Prime Minister Mahathir Mohamad plunged the US$100 billion (S$137 billion) Forest City property project, being developed by Chinese company Country Garden and the Johor state, into uncertainty when he said last week foreigners would be barred from buying properties at the project. 

However earlier this week,  Mahathir wheeled back on this, and said foreigners can buy residential units at Forest City, which is being built on four man-made islands in the Strait of Johor facing Singapore's Tuas, but they would not be issued visas to live there.

Now frantic discussions are ongoing between the State, the Federal government, and developers. 

Chinese buyers account for about two-thirds of Forest City units sold so far. A fifth are from Malaysia and the rest from 22 other countries.  

"One thing is certain, that city that is going to be built cannot be sold to foreigners… We are not going to give visas for people to come and live here. Our objection is because it was built for foreigners, not built for Malaysians. Most Malaysians are unable to buy those flats,” said Mahathir Mohamad in a press conference held at Kuala Lumpur. 
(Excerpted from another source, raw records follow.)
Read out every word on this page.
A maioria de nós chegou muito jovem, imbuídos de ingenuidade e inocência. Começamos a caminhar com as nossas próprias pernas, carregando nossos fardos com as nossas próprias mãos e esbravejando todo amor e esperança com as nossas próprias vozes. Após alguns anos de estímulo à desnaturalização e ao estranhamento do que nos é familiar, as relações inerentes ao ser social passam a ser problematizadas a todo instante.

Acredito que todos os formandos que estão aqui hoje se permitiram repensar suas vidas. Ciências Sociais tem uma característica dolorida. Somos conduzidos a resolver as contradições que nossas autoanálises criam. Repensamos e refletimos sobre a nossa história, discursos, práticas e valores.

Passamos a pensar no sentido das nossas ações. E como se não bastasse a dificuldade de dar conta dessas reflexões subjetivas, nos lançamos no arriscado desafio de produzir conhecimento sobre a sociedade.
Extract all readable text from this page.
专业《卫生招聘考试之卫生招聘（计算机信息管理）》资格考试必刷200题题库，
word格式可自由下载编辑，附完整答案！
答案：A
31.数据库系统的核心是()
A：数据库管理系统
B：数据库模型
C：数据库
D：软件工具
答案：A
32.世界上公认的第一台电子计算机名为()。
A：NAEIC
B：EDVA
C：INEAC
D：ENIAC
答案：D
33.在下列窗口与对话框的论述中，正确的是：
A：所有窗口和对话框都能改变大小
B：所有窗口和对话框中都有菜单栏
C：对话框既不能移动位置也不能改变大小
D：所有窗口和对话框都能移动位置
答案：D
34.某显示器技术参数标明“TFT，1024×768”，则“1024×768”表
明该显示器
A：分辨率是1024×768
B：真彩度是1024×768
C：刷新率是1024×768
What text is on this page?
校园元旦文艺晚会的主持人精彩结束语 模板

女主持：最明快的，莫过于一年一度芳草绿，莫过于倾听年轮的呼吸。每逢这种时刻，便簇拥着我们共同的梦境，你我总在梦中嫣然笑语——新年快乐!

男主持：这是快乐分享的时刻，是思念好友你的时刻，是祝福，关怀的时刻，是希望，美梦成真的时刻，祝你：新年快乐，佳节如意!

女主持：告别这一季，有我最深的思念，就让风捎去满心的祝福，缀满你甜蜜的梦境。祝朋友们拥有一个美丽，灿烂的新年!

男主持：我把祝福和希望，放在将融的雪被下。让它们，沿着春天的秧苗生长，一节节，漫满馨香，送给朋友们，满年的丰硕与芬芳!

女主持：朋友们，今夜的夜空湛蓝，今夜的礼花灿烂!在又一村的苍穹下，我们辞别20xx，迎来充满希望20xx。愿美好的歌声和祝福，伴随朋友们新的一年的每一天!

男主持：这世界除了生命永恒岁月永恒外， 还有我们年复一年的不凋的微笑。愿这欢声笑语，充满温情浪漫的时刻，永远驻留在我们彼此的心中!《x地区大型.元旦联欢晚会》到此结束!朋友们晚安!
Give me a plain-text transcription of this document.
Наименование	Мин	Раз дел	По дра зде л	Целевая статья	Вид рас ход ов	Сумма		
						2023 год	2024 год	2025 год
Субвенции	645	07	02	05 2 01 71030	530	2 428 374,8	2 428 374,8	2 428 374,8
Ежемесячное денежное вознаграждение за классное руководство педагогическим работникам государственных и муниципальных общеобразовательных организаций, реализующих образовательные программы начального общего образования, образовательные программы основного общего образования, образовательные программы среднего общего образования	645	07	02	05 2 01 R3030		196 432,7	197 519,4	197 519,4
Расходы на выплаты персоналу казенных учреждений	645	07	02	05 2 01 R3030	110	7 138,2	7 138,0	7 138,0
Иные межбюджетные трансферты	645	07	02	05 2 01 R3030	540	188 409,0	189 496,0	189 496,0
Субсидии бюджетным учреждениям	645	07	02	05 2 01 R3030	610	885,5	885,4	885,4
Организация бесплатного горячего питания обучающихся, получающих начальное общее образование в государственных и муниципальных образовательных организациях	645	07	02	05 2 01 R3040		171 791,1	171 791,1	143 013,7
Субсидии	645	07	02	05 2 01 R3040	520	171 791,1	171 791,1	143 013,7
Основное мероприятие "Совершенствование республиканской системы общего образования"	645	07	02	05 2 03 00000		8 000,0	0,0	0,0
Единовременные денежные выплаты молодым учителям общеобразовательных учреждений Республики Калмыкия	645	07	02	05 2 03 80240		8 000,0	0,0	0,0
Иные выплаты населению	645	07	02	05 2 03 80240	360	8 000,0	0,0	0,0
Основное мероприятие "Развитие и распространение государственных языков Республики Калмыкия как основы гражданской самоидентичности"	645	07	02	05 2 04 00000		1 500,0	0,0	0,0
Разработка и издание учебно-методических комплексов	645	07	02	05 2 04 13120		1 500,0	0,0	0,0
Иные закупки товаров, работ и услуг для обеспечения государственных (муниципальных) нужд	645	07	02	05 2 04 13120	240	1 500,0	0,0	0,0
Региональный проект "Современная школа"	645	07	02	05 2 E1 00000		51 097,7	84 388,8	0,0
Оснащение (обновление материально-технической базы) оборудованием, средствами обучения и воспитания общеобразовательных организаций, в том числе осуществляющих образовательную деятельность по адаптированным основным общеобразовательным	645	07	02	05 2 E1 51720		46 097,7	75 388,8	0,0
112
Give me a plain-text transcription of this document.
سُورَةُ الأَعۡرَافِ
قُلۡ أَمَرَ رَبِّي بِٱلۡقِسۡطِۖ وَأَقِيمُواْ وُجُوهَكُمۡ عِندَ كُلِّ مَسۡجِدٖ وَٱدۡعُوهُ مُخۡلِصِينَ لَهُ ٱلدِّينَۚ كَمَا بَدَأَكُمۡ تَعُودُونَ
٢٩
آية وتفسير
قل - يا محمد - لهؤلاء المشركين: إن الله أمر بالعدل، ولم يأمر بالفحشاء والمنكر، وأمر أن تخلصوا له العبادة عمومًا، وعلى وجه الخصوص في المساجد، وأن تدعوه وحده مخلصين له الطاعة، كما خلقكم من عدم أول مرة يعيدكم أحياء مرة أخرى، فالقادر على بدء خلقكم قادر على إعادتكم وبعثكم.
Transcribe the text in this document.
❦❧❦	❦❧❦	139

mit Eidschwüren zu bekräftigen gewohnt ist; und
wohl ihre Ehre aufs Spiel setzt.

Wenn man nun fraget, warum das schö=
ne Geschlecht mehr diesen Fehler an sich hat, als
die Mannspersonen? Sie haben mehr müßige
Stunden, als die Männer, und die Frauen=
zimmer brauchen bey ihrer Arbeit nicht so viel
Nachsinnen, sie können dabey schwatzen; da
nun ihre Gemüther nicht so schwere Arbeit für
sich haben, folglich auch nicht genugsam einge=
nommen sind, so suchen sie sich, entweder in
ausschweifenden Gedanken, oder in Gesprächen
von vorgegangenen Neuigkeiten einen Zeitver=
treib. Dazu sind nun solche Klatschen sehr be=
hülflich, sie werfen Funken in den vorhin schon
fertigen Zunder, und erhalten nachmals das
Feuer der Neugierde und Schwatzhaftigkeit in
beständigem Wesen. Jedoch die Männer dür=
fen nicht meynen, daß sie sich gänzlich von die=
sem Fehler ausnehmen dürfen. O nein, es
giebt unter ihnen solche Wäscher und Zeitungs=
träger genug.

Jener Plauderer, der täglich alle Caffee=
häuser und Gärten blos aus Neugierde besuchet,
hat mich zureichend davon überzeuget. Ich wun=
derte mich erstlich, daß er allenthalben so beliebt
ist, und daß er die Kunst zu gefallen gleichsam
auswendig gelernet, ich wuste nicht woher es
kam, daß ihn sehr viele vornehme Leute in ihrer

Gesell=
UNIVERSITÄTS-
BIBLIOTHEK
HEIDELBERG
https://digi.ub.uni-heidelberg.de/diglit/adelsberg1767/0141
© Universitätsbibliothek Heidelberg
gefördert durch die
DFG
Mahathir Mohamad is 93 years old. 

Forest City is a 60-40 joint venture between Country Garden and a company controlled by the Johor royal family. It will be built on four artificial islands, just north of Tuas, within 30 years.

In a response, Country Garden released a statement saying that the company is currently in touch with the Prime Minister's Office for clarifications, as they believe Tun Mahathir's comments might have been taken out of context in certain media reports.

In a statement, PM Mahathir’s office said the nation welcomes all tourists, including those from China, as well as foreign direct investment that “contributes to the transfer of technology, provides employment for locals and the setting up of industries.” The statement didn’t refer to Forest City.

Malaysia is the latest country to put restrictions on home purchases by foreign buyers. New Zealand banned most foreigners from buying existing homes earlier this month. Similar restrictions have been imposed on foreign buyers in several cities in Australia, in Canada and in Hong Kong recently.